Press Releases: Research Funded by Agencies Participating in the National Nanotechnology Initiative

The following news releases describe the results of research activities that are funded by Federal agencies that participate in the National Nanotechnology Initiative.
  • February 24, 2020
    (Funded by the U.S. Department of Energy and the National Science Foundation)

    Van der Waals crystals hold great promise for electronic, optoelectronic, and quantum devices, but manufacturing them has been limited by the lack of high-throughput techniques for exfoliating single-crystal monolayers with sufficient size and high quality. Researchers at Columbia University have invented a new method using gold films to disassemble single van der Waals crystals layer by layer into monolayers with near-unity yield and with dimensions limited only by bulk crystal sizes.

  • February 21, 2020
    (Funded by the National Institute of Standards and Technology and the National Science Foundation)

    Researchers at the National Institute of Standards and Technology have discovered a surprising feature in two-dimensional (2-D) magnets. Their finding is the first verification that a signal long thought to be due to vibrations in the lattice—the structure of the material itself—is actually due to a wave of electron spins.

  • February 21, 2020
    (Funded by the National Science Foundation)

    There are many ways to build materials that have carbon-nanotube-based fibers, but combining nanotubes to make such materials can lead to a loss in important properties. So, scientists at the University of Illinois at Urbana-Champaign have developed a technique that improves the electrical and mechanical properties of these materials by creating chemical crosslinks among the nanotubes.

  • February 21, 2020
    (Funded by the National Science Foundation)

    Researchers at North Carolina State University have verified that it is possible to engineer two-layered nanofibers consisting of an ordered row of alternating peptides. The researchers also have determined what makes these peptides automatically assemble into this pattern. This discovery raises the possibility of creating tailored "ABAB" peptide nanofibers for a variety of biomedical applications.

  • February 21, 2020
    (Funded by the National Institutes of Health)

    Researchers at Oregon State University have found that gene-infused nanoparticles used for combating disease work better when they include plant-based relatives of cholesterol, because their shape and structure help the genes get where they need to be inside cells. This discovery is important because many illnesses that can't be treated effectively with conventional drugs can be treated genetically – by delivering nucleic acids to diseased cells so they can make the correct proteins needed for health.

  • February 18, 2020
    (Funded by the National Institutes of Health and the National Science Foundation)

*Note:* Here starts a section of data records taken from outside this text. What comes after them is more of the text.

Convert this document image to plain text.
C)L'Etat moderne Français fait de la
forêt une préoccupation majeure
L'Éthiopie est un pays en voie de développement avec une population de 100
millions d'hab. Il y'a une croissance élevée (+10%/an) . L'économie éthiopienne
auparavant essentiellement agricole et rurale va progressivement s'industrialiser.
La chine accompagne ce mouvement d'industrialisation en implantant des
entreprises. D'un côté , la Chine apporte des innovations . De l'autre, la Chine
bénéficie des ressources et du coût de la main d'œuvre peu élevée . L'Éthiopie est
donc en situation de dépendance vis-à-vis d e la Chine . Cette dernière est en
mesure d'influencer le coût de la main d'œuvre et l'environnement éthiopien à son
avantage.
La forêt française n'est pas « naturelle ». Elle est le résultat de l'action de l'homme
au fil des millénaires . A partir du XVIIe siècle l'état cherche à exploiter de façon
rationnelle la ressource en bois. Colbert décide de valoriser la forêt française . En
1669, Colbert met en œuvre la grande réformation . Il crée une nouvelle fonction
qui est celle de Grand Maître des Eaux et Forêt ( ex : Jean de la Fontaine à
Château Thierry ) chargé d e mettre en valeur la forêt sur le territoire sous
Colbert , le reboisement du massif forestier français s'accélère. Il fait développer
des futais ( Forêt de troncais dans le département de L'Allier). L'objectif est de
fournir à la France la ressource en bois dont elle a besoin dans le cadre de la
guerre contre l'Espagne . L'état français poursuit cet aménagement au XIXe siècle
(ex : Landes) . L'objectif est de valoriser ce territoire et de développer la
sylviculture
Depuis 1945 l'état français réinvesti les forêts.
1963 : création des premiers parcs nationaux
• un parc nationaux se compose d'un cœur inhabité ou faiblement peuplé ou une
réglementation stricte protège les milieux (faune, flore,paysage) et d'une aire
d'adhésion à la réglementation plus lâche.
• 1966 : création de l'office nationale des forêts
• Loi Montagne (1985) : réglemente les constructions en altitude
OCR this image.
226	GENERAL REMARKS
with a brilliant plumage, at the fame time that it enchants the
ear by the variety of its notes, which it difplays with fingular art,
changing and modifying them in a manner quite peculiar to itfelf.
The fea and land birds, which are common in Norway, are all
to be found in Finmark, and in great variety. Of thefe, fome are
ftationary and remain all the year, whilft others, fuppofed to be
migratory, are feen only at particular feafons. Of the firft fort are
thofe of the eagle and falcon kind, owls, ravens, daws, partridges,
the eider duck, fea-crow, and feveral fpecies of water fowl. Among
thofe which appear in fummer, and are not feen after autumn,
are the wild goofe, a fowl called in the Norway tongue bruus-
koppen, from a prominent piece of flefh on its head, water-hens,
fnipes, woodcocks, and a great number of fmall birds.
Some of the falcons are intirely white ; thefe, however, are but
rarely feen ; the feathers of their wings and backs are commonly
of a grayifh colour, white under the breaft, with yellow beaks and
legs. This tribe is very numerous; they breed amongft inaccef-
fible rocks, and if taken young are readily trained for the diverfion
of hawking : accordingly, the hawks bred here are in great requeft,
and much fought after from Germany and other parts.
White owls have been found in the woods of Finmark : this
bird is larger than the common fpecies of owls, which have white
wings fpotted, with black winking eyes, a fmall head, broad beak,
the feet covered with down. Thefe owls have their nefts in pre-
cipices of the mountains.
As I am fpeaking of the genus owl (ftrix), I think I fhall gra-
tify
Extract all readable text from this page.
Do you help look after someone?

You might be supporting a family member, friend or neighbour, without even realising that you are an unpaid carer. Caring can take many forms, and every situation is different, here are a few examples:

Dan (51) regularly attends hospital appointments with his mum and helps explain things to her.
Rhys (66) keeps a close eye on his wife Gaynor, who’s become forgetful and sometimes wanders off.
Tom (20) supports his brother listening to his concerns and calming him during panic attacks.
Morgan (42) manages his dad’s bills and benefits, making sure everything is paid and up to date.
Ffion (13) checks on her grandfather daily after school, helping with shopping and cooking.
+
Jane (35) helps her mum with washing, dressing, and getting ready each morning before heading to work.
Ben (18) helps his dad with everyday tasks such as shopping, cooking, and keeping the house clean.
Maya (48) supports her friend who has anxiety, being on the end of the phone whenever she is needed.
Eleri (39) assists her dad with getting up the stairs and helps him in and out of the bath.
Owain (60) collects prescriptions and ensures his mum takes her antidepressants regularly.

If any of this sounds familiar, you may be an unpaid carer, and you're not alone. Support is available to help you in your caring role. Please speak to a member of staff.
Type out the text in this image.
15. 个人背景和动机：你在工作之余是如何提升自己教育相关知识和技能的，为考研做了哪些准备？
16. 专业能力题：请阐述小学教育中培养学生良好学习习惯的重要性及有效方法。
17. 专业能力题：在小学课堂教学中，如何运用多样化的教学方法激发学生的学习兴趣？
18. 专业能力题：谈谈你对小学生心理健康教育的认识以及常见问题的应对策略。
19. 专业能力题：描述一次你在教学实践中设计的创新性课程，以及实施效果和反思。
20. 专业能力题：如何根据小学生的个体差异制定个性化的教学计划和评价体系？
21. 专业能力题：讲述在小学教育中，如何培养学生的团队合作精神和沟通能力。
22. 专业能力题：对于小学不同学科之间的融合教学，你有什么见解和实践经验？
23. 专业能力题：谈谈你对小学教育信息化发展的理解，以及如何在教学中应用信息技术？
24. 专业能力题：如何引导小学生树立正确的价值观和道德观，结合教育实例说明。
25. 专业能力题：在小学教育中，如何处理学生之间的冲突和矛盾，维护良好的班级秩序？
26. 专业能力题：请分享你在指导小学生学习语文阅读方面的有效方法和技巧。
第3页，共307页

    Electrical engineers and microbiologists at the University of Massachusetts Amherst have created a device with electrically conductive protein nanowires (3 nanometers in diameter by 1–3 micrometers in length) produced by bacteria. The device uses these protein nanowires to create electricity from moisture in the air. The researchers say that this new technology could have significant implications for the future of renewable energy, climate change, and the future of medicine.

  • February 12, 2020
    (Funded by the Air Force Office of Scientific Research and the U.S. Department of Energy)

    Scientists at Rice University, the University of Tennessee, Knoxville, and Oak Ridge National Laboratory have created laser-induced graphene with a very small visible beam mounted to a scanning electron microscope (SEM). The SEM-mounted laser was used to burn the top five microns of polyimide, a commercial polymer, writing graphene features as small as 12 microns. The features of this laser-induced graphene are more than 60% smaller than the macro version and almost 10 times smaller than typically achieved with infrared laser. This discovery could lead to wider commercial production of flexible electronics and sensors.

  • February 12, 2020
    (Funded by the Army Research Office and the U.S. Department of Energy)

    Researchers at the University of Michigan have shown, for the first time, how a nanoscale thermal switch can be built by using nanoscale effects that arise when heat is transferred between a hot and cold nanoscale-thick membrane via thermal radiation. Compared to the vast array of devices, such as transistors and diodes, that are available to control the flow of electricity, there are few proposals for controlling the flow of heat, especially at the nanoscale. This research was performed to overcome this challenge.

  • February 12, 2020
    (Funded by the National Science Foundation, the U.S. Department of Energy, and the Office of Naval Research)

    A team of researchers at Northwestern University has developed a new method to view the dynamic motion of atoms in atomically thin two-dimensional materials. The imaging technique, which reveals the underlying cause behind the performance failure of a widely used two-dimensional material, could help researchers develop more stable and reliable materials for future wearables and flexible electronic devices.

  • February 10, 2020
    (Funded by the National Institutes of Health and the National Science Foundation)

    A team led by researchers at the Georgia Institute of Technology has cultured the human blood-brain barrier on a chip, re-creating its physiology more realistically than predecessor chips. In testing related to drug delivery, nanoparticles moved through this “blood-brain-barrier-on-a-chip” after engaging endothelial cell receptors, which caused these cells to engulf the nanoparticles and then transport them to what would be inside the human brain in a natural setting.